In March 1194, a historic battle took place at Nottingham castle, part of the returned King Richard’s campaign to put down the rebellion of Prince John. The castle was the site of a decisive attack when King Richard besieged the castle, after constructing some of the same types of siege machines he had used on the crusade. Richard was aided by Ranulph de Blondeville, 4th Earl of Chester, and David of Scotland, 8th Earl of Huntingdon. The castle surrendered after just a few days.
Edward III used the castle as a residence and held Parliaments. In 1346 King David II of Scotland was held prisoner. In 1365 Edward III improved the castle with a new tower on the west side of the Middle Bailey and a new prison under the High Tower. In 1376 Peter de la Mare, speaker of the House of Commons was confined in Nottingham Castle for having ‘taken unwarrantable liberties with the name of Alice Perrers, mistress of the king’
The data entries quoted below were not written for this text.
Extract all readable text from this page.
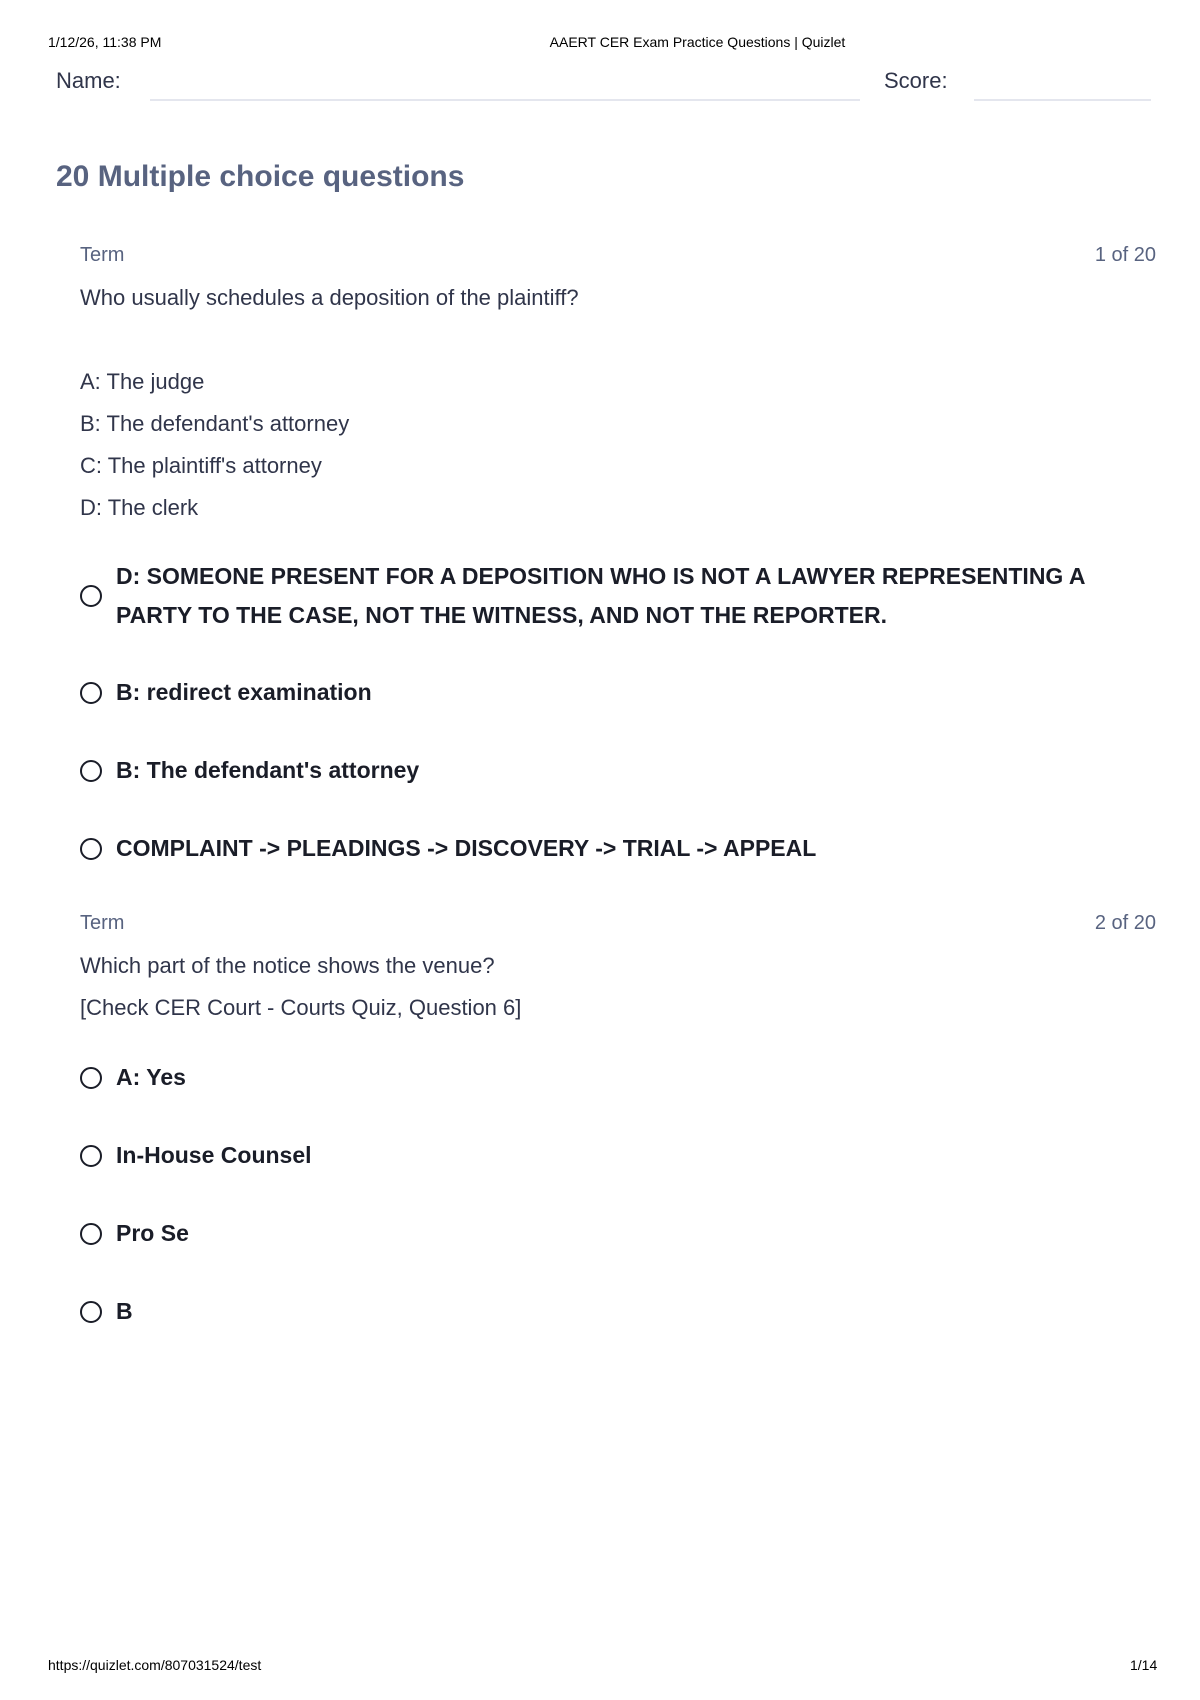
1/12/26, 11:38 PM	AAERT CER Exam Practice Questions | Quizlet
Name:	Score:
20 Multiple choice questions
Term	1 of 20

Who usually schedules a deposition of the plaintiff?

A: The judge

B: The defendant's attorney

C: The plaintiff's attorney

D: The clerk

D: SOMEONE PRESENT FOR A DEPOSITION WHO IS NOT A LAWYER REPRESENTING A
PARTY TO THE CASE, NOT THE WITNESS, AND NOT THE REPORTER.
B: redirect examination
B: The defendant's attorney
COMPLAINT -> PLEADINGS -> DISCOVERY -> TRIAL -> APPEAL
Term	2 of 20

Which part of the notice shows the venue?

[Check CER Court - Courts Quiz, Question 6]

A: Yes
In-House Counsel
Pro Se
B
https://quizlet.com/807031524/test	1/14
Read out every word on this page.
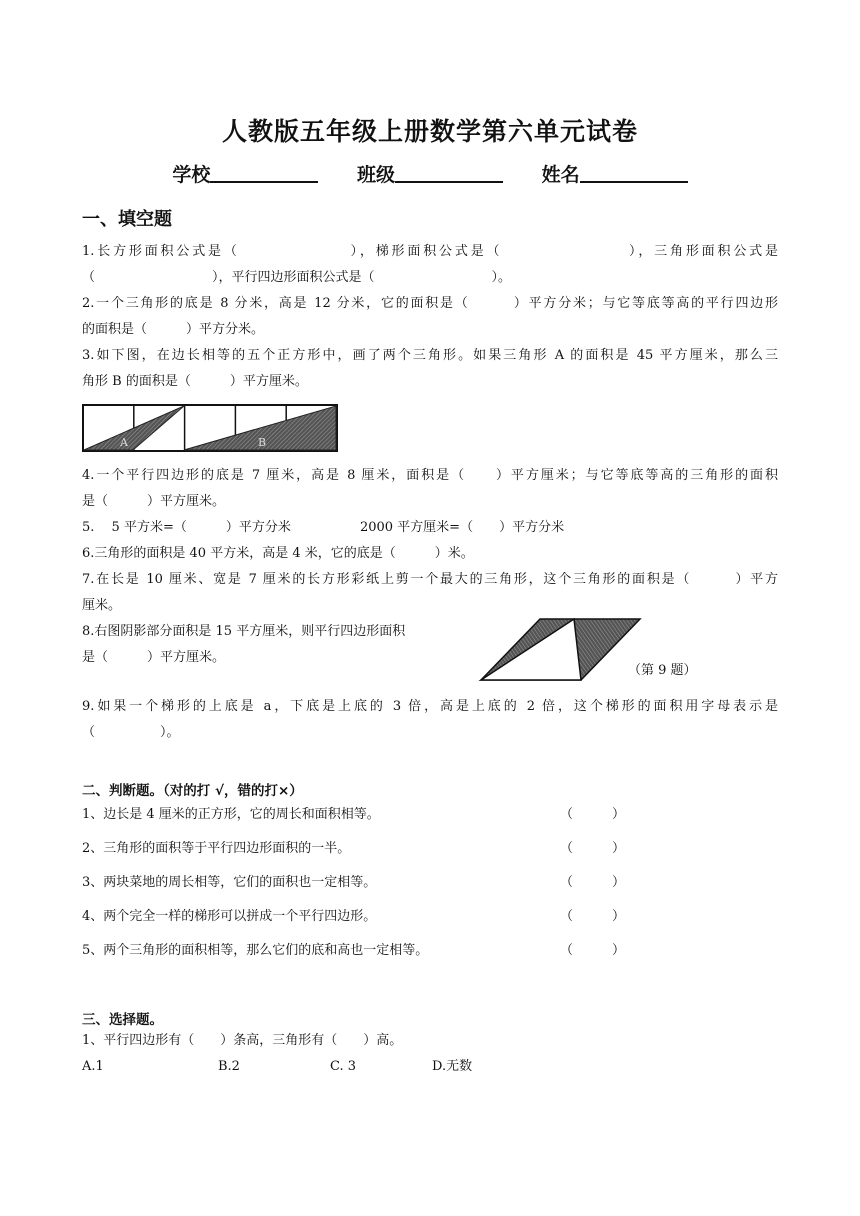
人教版五年级上册数学第六单元试卷
学校	班级	姓名
一、填空题
1.长方形面积公式是（　　　　　　　），梯形面积公式是（　　　　　　　　），三角形面积公式是
（　　　　　　　　　），平行四边形面积公式是（　　　　　　　　　）。
2.一个三角形的底是 8 分米，高是 12 分米，它的面积是（　　　）平方分米；与它等底等高的平行四边形
的面积是（　　　）平方分米。
3.如下图，在边长相等的五个正方形中，画了两个三角形。如果三角形 A 的面积是 45 平方厘米，那么三
角形 B 的面积是（　　　）平方厘米。
A	B
4.一个平行四边形的底是 7 厘米，高是 8 厘米，面积是（　　）平方厘米；与它等底等高的三角形的面积
是（　　　）平方厘米。
5.　 5 平方米=（　　　）平方分米　　　　　 2000 平方厘米=（　　）平方分米
6.三角形的面积是 40 平方米，高是 4 米，它的底是（　　　）米。
7.在长是 10 厘米、宽是 7 厘米的长方形彩纸上剪一个最大的三角形，这个三角形的面积是（　　　）平方
厘米。
8.右图阴影部分面积是 15 平方厘米，则平行四边形面积
是（　　　）平方厘米。
（第 9 题）
9.如果一个梯形的上底是 a，下底是上底的 3 倍，高是上底的 2 倍，这个梯形的面积用字母表示是
（　　　　　）。
二、判断题。（对的打 √，错的打×）
1、边长是 4 厘米的正方形，它的周长和面积相等。	（　　　）
2、三角形的面积等于平行四边形面积的一半。	（　　　）
3、两块菜地的周长相等，它们的面积也一定相等。	（　　　）
4、两个完全一样的梯形可以拼成一个平行四边形。	（　　　）
5、两个三角形的面积相等，那么它们的底和高也一定相等。	（　　　）
三、选择题。
1、平行四边形有（　　）条高，三角形有（　　）高。
A.1	B.2	C. 3	D.无数
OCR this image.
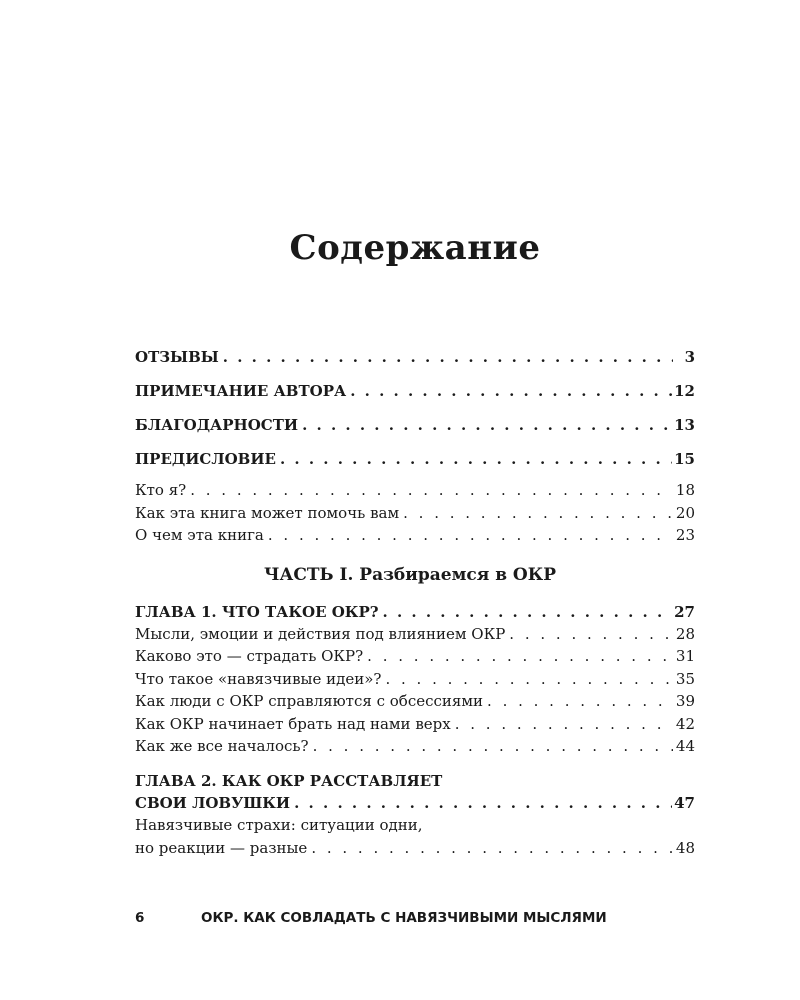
Содержание
ОТЗЫВЫ . . .	3
ПРИМЕЧАНИЕ АВТОРА . . .	12
БЛАГОДАРНОСТИ . . .	13
ПРЕДИСЛОВИЕ . . .	15
Кто я? . . .	18
Как эта книга может помочь вам . . .	20
О чем эта книга . . .	23
ЧАСТЬ I. Разбираемся в ОКР
ГЛАВА 1. ЧТО ТАКОЕ ОКР? . . .	27
Мысли, эмоции и действия под влиянием ОКР . . .	28
Каково это — страдать ОКР? . . .	31
Что такое «навязчивые идеи»? . . .	35
Как люди с ОКР справляются с обсессиями . . .	39
Как ОКР начинает брать над нами верх . . .	42
Как же все началось? . . .	44
ГЛАВА 2. КАК ОКР РАССТАВЛЯЕТ
СВОИ ЛОВУШКИ . . .	47
Навязчивые страхи: ситуации одни,
но реакции — разные . . .	48
6	ОКР. КАК СОВЛАДАТЬ С НАВЯЗЧИВЫМИ МЫСЛЯМИ
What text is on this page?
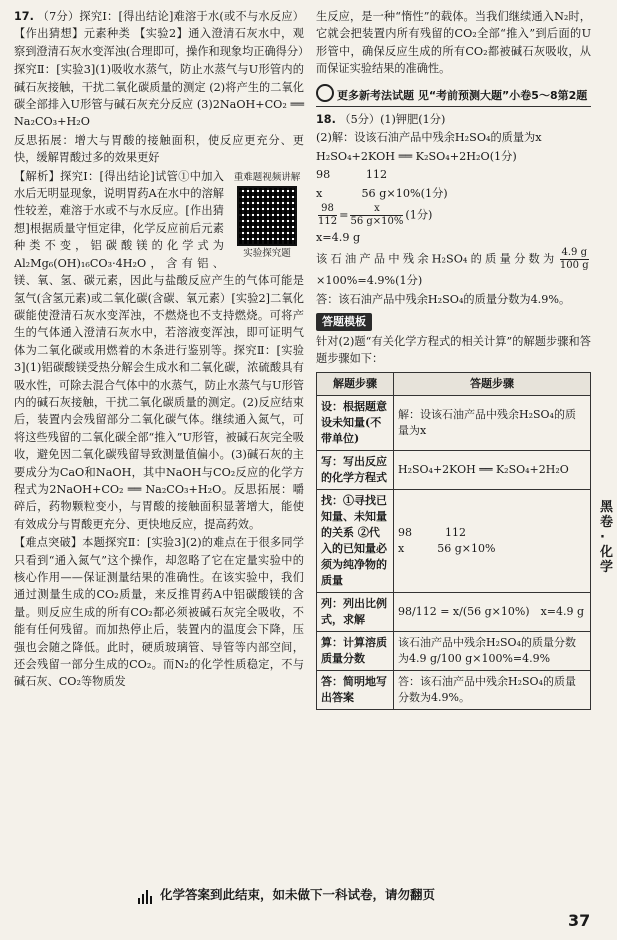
17. （7分）探究Ⅰ：[得出结论]难溶于水(或不与水反应）【作出猜想】元素种类 【实验2】通入澄清石灰水中，观察到澄清石灰水变浑浊(合理即可，操作和现象均正确得分）

探究Ⅱ：[实验3](1)吸收水蒸气，防止水蒸气与U形管内的碱石灰接触，干扰二氧化碳质量的测定 (2)将产生的二氧化碳全部排入U形管与碱石灰充分反应 (3)2NaOH+CO₂ ══ Na₂CO₃+H₂O

反思拓展：增大与胃酸的接触面积，使反应更充分、更快，缓解胃酸过多的效果更好

重难题视频讲解
实验探究题

【解析】探究Ⅰ：[得出结论]试管①中加入水后无明显现象，说明胃药A在水中的溶解性较差，难溶于水或不与水反应。[作出猜想]根据质量守恒定律，化学反应前后元素种类不变，铝碳酸镁的化学式为Al₂Mg₆(OH)₁₆CO₃·4H₂O，含有铝、镁、氧、氢、碳元素，因此与盐酸反应产生的气体可能是氢气(含氢元素)或二氧化碳(含碳、氧元素）[实验2]二氧化碳能使澄清石灰水变浑浊，不燃烧也不支持燃烧。可将产生的气体通入澄清石灰水中，若溶液变浑浊，即可证明气体为二氧化碳或用燃着的木条进行鉴别等。探究Ⅱ：[实验3](1)铝碳酸镁受热分解会生成水和二氧化碳，浓硫酸具有吸水性，可除去混合气体中的水蒸气，防止水蒸气与U形管内的碱石灰接触，干扰二氧化碳质量的测定。(2)反应结束后，装置内会残留部分二氧化碳气体。继续通入氮气，可将这些残留的二氧化碳全部“推入”U形管，被碱石灰完全吸收，避免因二氧化碳残留导致测量值偏小。(3)碱石灰的主要成分为CaO和NaOH，其中NaOH与CO₂反应的化学方程式为2NaOH+CO₂ ══ Na₂CO₃+H₂O。反思拓展：嚼碎后，药物颗粒变小，与胃酸的接触面积显著增大，能使有效成分与胃酸更充分、更快地反应，提高药效。

【难点突破】本题探究Ⅱ：[实验3](2)的难点在于很多同学只看到“通入氮气”这个操作，却忽略了它在定量实验中的核心作用——保证测量结果的准确性。在该实验中，我们通过测量生成的CO₂质量，来反推胃药A中铝碳酸镁的含量。则反应生成的所有CO₂都必须被碱石灰完全吸收，不能有任何残留。而加热停止后，装置内的温度会下降，压强也会随之降低。此时，硬质玻璃管、导管等内部空间，还会残留一部分生成的CO₂。而N₂的化学性质稳定，不与碱石灰、CO₂等物质发

生反应，是一种“惰性”的载体。当我们继续通入N₂时，它就会把装置内所有残留的CO₂全部“推入”到后面的U形管中，确保反应生成的所有CO₂都被碱石灰吸收，从而保证实验结果的准确性。

更多新考法试题 见“考前预测大题”小卷5～8第2题

18. （5分）(1)钾肥(1分)

(2)解：设该石油产品中残余H₂SO₄的质量为x

H₂SO₄+2KOH ══ K₂SO₄+2H₂O(1分)

98	112

x	56 g×10%(1分)

$\frac{98}{112} = \frac{x}{56 g\times 10\%} (1$分)

x=4.9 g

该石油产品中残余H₂SO₄的质量分数为 $\frac{4.9 g}{100 g}$
×100%=4.9%(1分)

答：该石油产品中残余H₂SO₄的质量分数为4.9%。

答题模板

针对(2)题“有关化学方程式的相关计算”的解题步骤和答题步骤如下：

解题步骤	答题步骤
设：根据题意设未知量(不带单位)	解：设该石油产品中残余H₂SO₄的质量为x
写：写出反应的化学方程式	H₂SO₄+2KOH ══ K₂SO₄+2H₂O
找：①寻找已知量、未知量的关系 ②代入的已知量必须为纯净物的质量	98　　　112
x　　　56 g×10%
列：列出比例式，求解	98/112 = x/(56 g×10%)　x=4.9 g
算：计算溶质质量分数	该石油产品中残余H₂SO₄的质量分数为4.9 g/100 g×100%=4.9%
答：简明地写出答案	答：该石油产品中残余H₂SO₄的质量分数为4.9%。
黑卷·化学
化学答案到此结束，如未做下一科试卷，请勿翻页
37
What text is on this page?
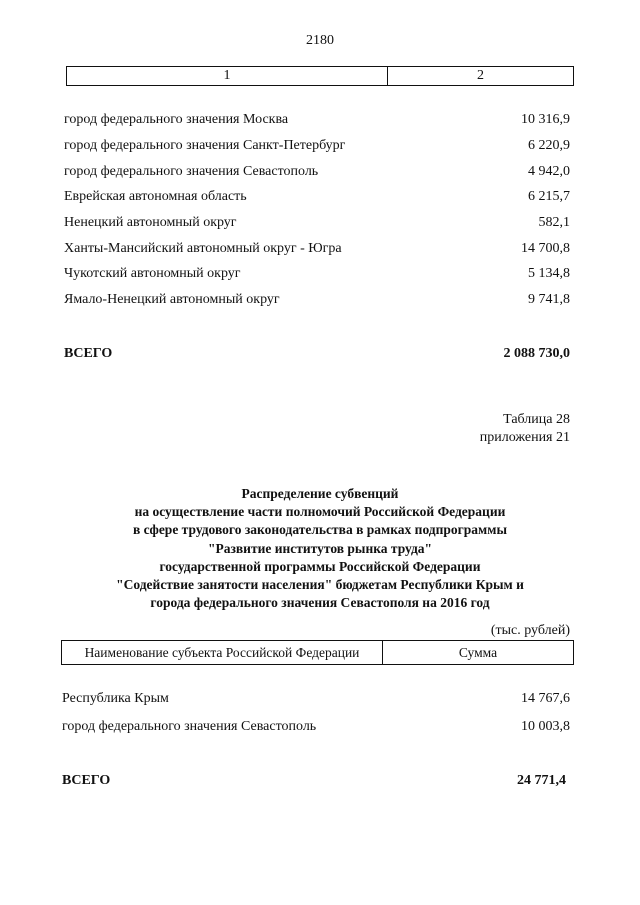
2180
1	2
город федерального значения Москва	10 316,9
город федерального значения Санкт-Петербург	6 220,9
город федерального значения Севастополь	4 942,0
Еврейская автономная область	6 215,7
Ненецкий автономный округ	582,1
Ханты-Мансийский автономный округ - Югра	14 700,8
Чукотский автономный округ	5 134,8
Ямало-Ненецкий автономный округ	9 741,8
ВСЕГО	2 088 730,0
Таблица 28
приложения 21
Распределение субвенций
на осуществление части полномочий Российской Федерации
в сфере трудового законодательства в рамках подпрограммы
"Развитие институтов рынка труда"
государственной программы Российской Федерации
"Содействие занятости населения" бюджетам Республики Крым и
города федерального значения Севастополя на 2016 год
(тыс. рублей)
Наименование субъекта Российской Федерации	Сумма
Республика Крым	14 767,6
город федерального значения Севастополь	10 003,8
ВСЕГО	24 771,4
In 1387 the state council was held in the castle. Richard II held the Lord Mayor of London with Aldermen and Sheriffs in the castle in 1392, and held another state council to humble Londoners. The last visit recorded by Richard II was in 1397 when another council was held here.
From 1403 until 1437 it was the main residence of Henry IV’s queen, Joan.
After the residence of Joan maintenance was reduced. Only upon the Wars of the Roses did Nottingham Castle begin to be used again as a military stronghold. Edward IV proclaimed himself king in Nottingham, and in 1476 he ordered the construction of a new tower and Royal Apartments. This was described by John Leland in 1540 as:
‘the most beautifulest part and gallant building for lodging… a right sumptuus piece of stone work.’
During the reign of King Henry VII the castle remained a royal fortress. Henry VIII ordered new tapestries for the castle before he visited Nottingham in August in 1511. By 1536 Henry had the castle reinforced and its garrison increased from a few dozen men to a few hundred.
In 1538 the Constable, the Thomas Manners, 1st Earl of Rutland , reported on the need for maintenance. A survey in 1525 stated that there was much ‘dekay and ruyne of said castell’ and
‘part of the roof of the Great Hall is fallen down. Also the new building there is in dekay of timber, lead and glass’.